—Dime padre, ¿porqué tiene esta piramide pasillos internos?
—¡Ja, ja! Pequeño Tut, cabes por ellos sin agacharte.
—¿Quien hizo esto, padre?
—Dicen que fueron nuestros ancestros.
—¿Y el faraón de todo el Egipto no lo cree también?
—No, no… Ahora sabemos ¿verdad? —se dirigía no a su hijo sino a los dos
sacerdotes Levitas que les acompañaban —que lo hicieron los ancestros de tus ancestros: los dioses.
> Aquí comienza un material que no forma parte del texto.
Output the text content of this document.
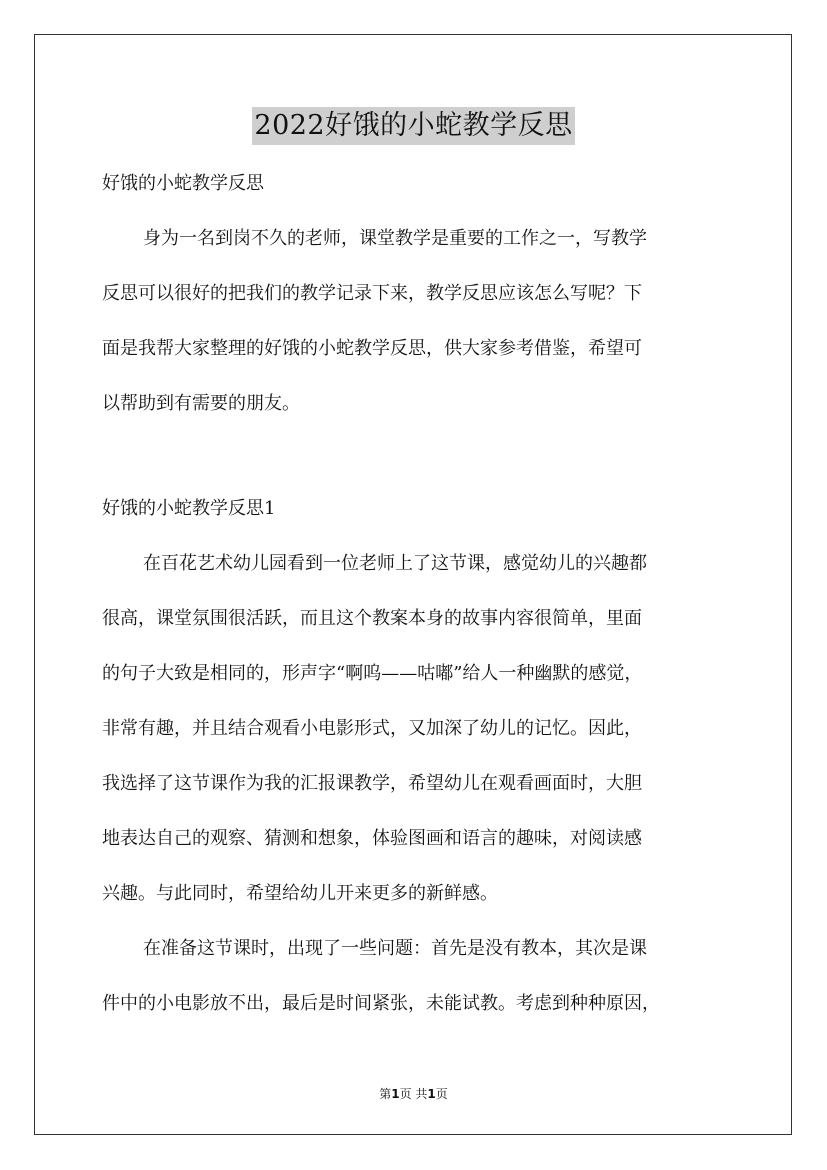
2022好饿的小蛇教学反思

好饿的小蛇教学反思

身为一名到岗不久的老师，课堂教学是重要的工作之一，写教学

反思可以很好的把我们的教学记录下来，教学反思应该怎么写呢？下

面是我帮大家整理的好饿的小蛇教学反思，供大家参考借鉴，希望可

以帮助到有需要的朋友。

好饿的小蛇教学反思1

在百花艺术幼儿园看到一位老师上了这节课，感觉幼儿的兴趣都

很高，课堂氛围很活跃，而且这个教案本身的故事内容很简单，里面

的句子大致是相同的，形声字“啊呜——咕嘟”给人一种幽默的感觉，

非常有趣，并且结合观看小电影形式，又加深了幼儿的记忆。因此，

我选择了这节课作为我的汇报课教学，希望幼儿在观看画面时，大胆

地表达自己的观察、猜测和想象，体验图画和语言的趣味，对阅读感

兴趣。与此同时，希望给幼儿开来更多的新鲜感。

在准备这节课时，出现了一些问题：首先是没有教本，其次是课

件中的小电影放不出，最后是时间紧张，未能试教。考虑到种种原因，

第1页 共1页
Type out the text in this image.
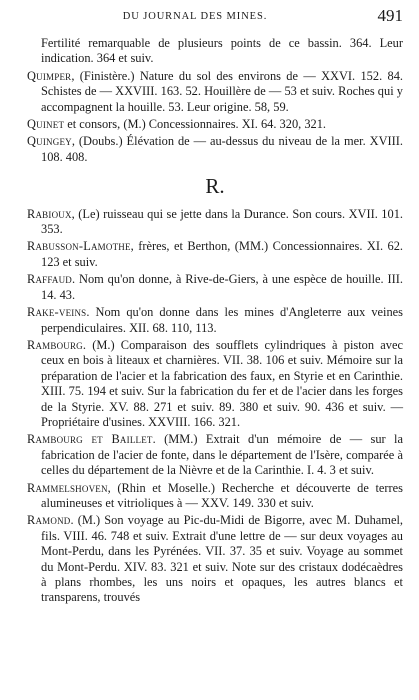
DU JOURNAL DES MINES.	491

Fertilité remarquable de plusieurs points de ce bassin. 364. Leur indication. 364 et suiv.

Quimper, (Finistère.) Nature du sol des environs de — XXVI. 152. 84. Schistes de — XXVIII. 163. 52. Houillère de — 53 et suiv. Roches qui y accompagnent la houille. 53. Leur origine. 58, 59.

Quinet et consors, (M.) Concessionnaires. XI. 64. 320, 321.

Quingey, (Doubs.) Élévation de — au-dessus du niveau de la mer. XVIII. 108. 408.

R.

Rabioux, (Le) ruisseau qui se jette dans la Durance. Son cours. XVII. 101. 353.

Rabusson-Lamothe, frères, et Berthon, (MM.) Concessionnaires. XI. 62. 123 et suiv.

Raffaud. Nom qu'on donne, à Rive-de-Giers, à une espèce de houille. III. 14. 43.

Rake-veins. Nom qu'on donne dans les mines d'Angleterre aux veines perpendiculaires. XII. 68. 110, 113.

Rambourg. (M.) Comparaison des soufflets cylindriques à piston avec ceux en bois à liteaux et charnières. VII. 38. 106 et suiv. Mémoire sur la préparation de l'acier et la fabrication des faux, en Styrie et en Carinthie. XIII. 75. 194 et suiv. Sur la fabrication du fer et de l'acier dans les forges de la Styrie. XV. 88. 271 et suiv. 89. 380 et suiv. 90. 436 et suiv. — Propriétaire d'usines. XXVIII. 166. 321.

Rambourg et Baillet. (MM.) Extrait d'un mémoire de — sur la fabrication de l'acier de fonte, dans le département de l'Isère, comparée à celles du département de la Nièvre et de la Carinthie. I. 4. 3 et suiv.

Rammelshoven, (Rhin et Moselle.) Recherche et découverte de terres alumineuses et vitrioliques à — XXV. 149. 330 et suiv.

Ramond. (M.) Son voyage au Pic-du-Midi de Bigorre, avec M. Duhamel, fils. VIII. 46. 748 et suiv. Extrait d'une lettre de — sur deux voyages au Mont-Perdu, dans les Pyrénées. VII. 37. 35 et suiv. Voyage au sommet du Mont-Perdu. XIV. 83. 321 et suiv. Note sur des cristaux dodécaèdres à plans rhombes, les uns noirs et opaques, les autres blancs et transparens, trouvés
Llegaron a la cámara del rey. A un lado de la cámara se veía lo que en
apariencia parecía un sarcófago. En su interior, un arca de madera de
acacia forrada en oro. Los sacerdotes levitas se apresuraron a colocar
sendas barras de oro en las argollas destinadas para su uso a cada lado
del cofre. De esta manera el Arca de la Alianza emergió de su
habitáculo de piedra.
No sin dificultad, la comitiva salió al exterior. Una muchedumbre les
esperaba en la explanada de la gran pirámide. Entre vítores y gritos de
Larga vida a Akenatón, faraón de todo el Egipto asió a su pequeño
hijo por los hombros y le dijo con gravedad:
—El arca se moverá y no les va a gustar a los sacerdotes del templo del León. Te dejo aquí con tu madre para que proteJas nuestro buen nombre. Recuerda, hijo, nunca cambies tu nombre de Tutankatón por Tutankamón.